Trim the excess fat from the edges, season each piece on both sides with salt and pepper and refrigerate.
[here is a side-note- this part, the boning of the legs is the most time consuming. Alice always recommends curing meats with salt and pepper for a few hours or overnight. I have not done this overnight with chicken legs, but I have done the prep in the morning and cooked the chicken for dinner. It is a nice way to break the cooking time.]
To make the garlic oil (in which you will cook the chicken), heat 1/3 cup olive oil in a small preferably heavy bottomed saucepan over medium heat. Add the thyme spring and 16 whole peeled garlic cloves. Bring the oil to a simmer, reduce the heat to low, and stew slowly for about 15 minutes.
You want the garlic to soften and very slightly color. Remove and reserve the garlic cloves with a slotted spoon. Remove and discard the thyme sprig.
Now the chicken! Heat a large cast-iron skillet over medium heat. When hot, add the garlic oil you just made. Add the chicken skin side down.
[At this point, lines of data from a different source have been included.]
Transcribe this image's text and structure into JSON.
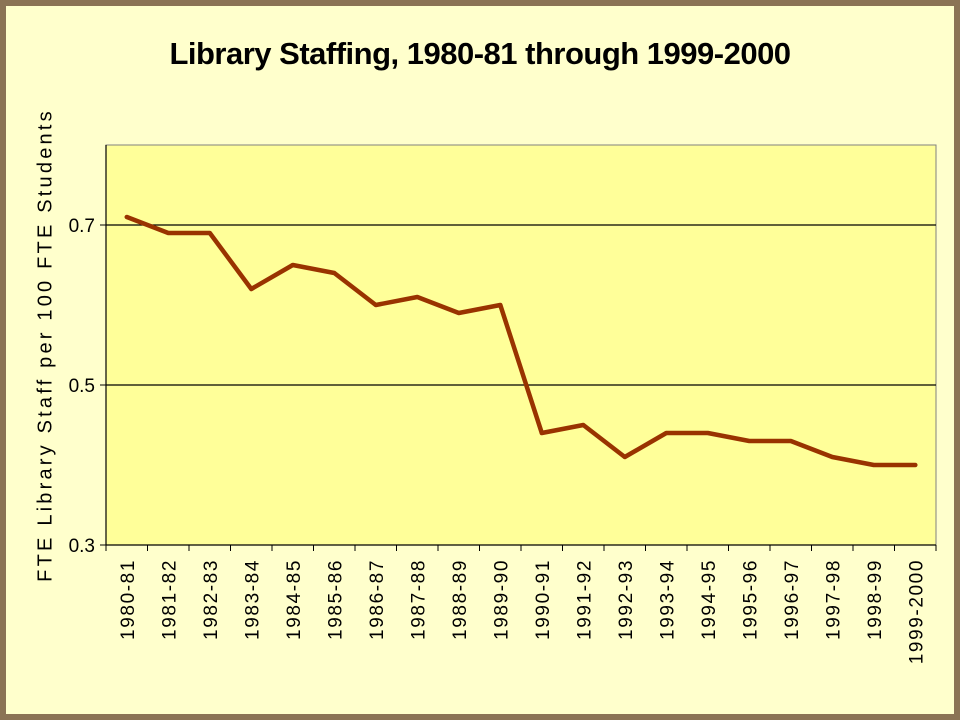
{
  "chart_data": {
    "type": "line",
    "title": "Library Staffing, 1980-81 through 1999-2000",
    "xlabel": "",
    "ylabel": "FTE Library Staff per 100 FTE Students",
    "categories": [
      "1980-81",
      "1981-82",
      "1982-83",
      "1983-84",
      "1984-85",
      "1985-86",
      "1986-87",
      "1987-88",
      "1988-89",
      "1989-90",
      "1990-91",
      "1991-92",
      "1992-93",
      "1993-94",
      "1994-95",
      "1995-96",
      "1996-97",
      "1997-98",
      "1998-99",
      "1999-2000"
    ],
    "series": [
      {
        "values": [
          0.71,
          0.69,
          0.69,
          0.62,
          0.65,
          0.64,
          0.6,
          0.61,
          0.59,
          0.6,
          0.44,
          0.45,
          0.41,
          0.44,
          0.44,
          0.43,
          0.43,
          0.41,
          0.4,
          0.4
        ],
        "color": "#993300"
      }
    ],
    "ylim": [
      0.3,
      0.8
    ],
    "yticks": [
      0.3,
      0.5,
      0.7
    ],
    "ytick_labels": [
      "0.3",
      "0.5",
      "0.7"
    ],
    "grid": true,
    "plot_background": "#FFFF99"
  }
}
Focus here- place parchment paper over the chicken then weigh the chicken down with the heaviest pot you find in your kitchen. Improvise of you must by putting whatever pot matches over the chicken and adding inside this pot more weight. The weight though should be as evenly distributed as possible.
Cook for about 15 minutes. Feel free to check occasionally to make sure you are only browning and crisping the skin of the chicken and not charring it black. Adjust the heat if you need to.
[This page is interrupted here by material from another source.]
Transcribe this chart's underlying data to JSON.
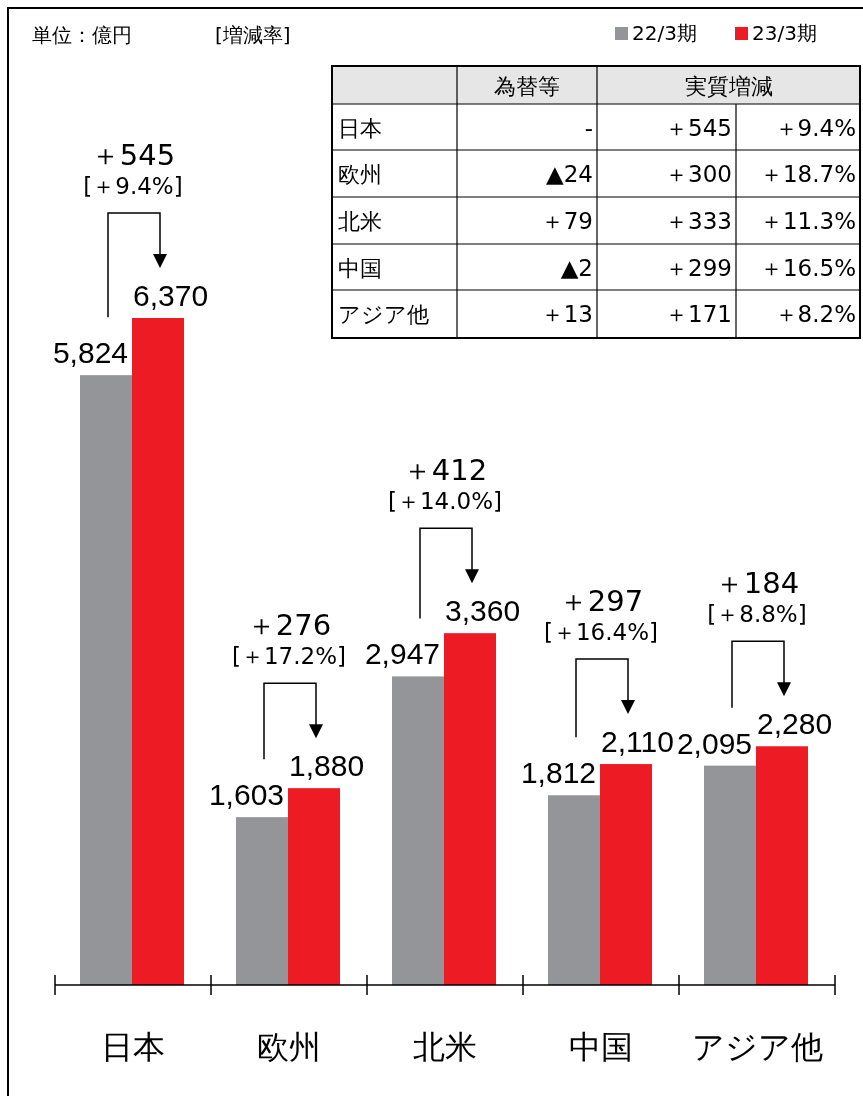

Turn the legs over and cook for another 5 minutes uncovered.
In those last 5 minutes of the chicken legs cooking, mix together lemon zest, chopped parsley, chopped garlic.
Remove the chicken legs onto paper towels to absorb some of the oil. Serve the legs on warmed plates. Put a few of the reserved cooked garlic cloves on each leg and sprinkle with the lemon zest-garlic-parsley mixture. Garnish with lemon wedges.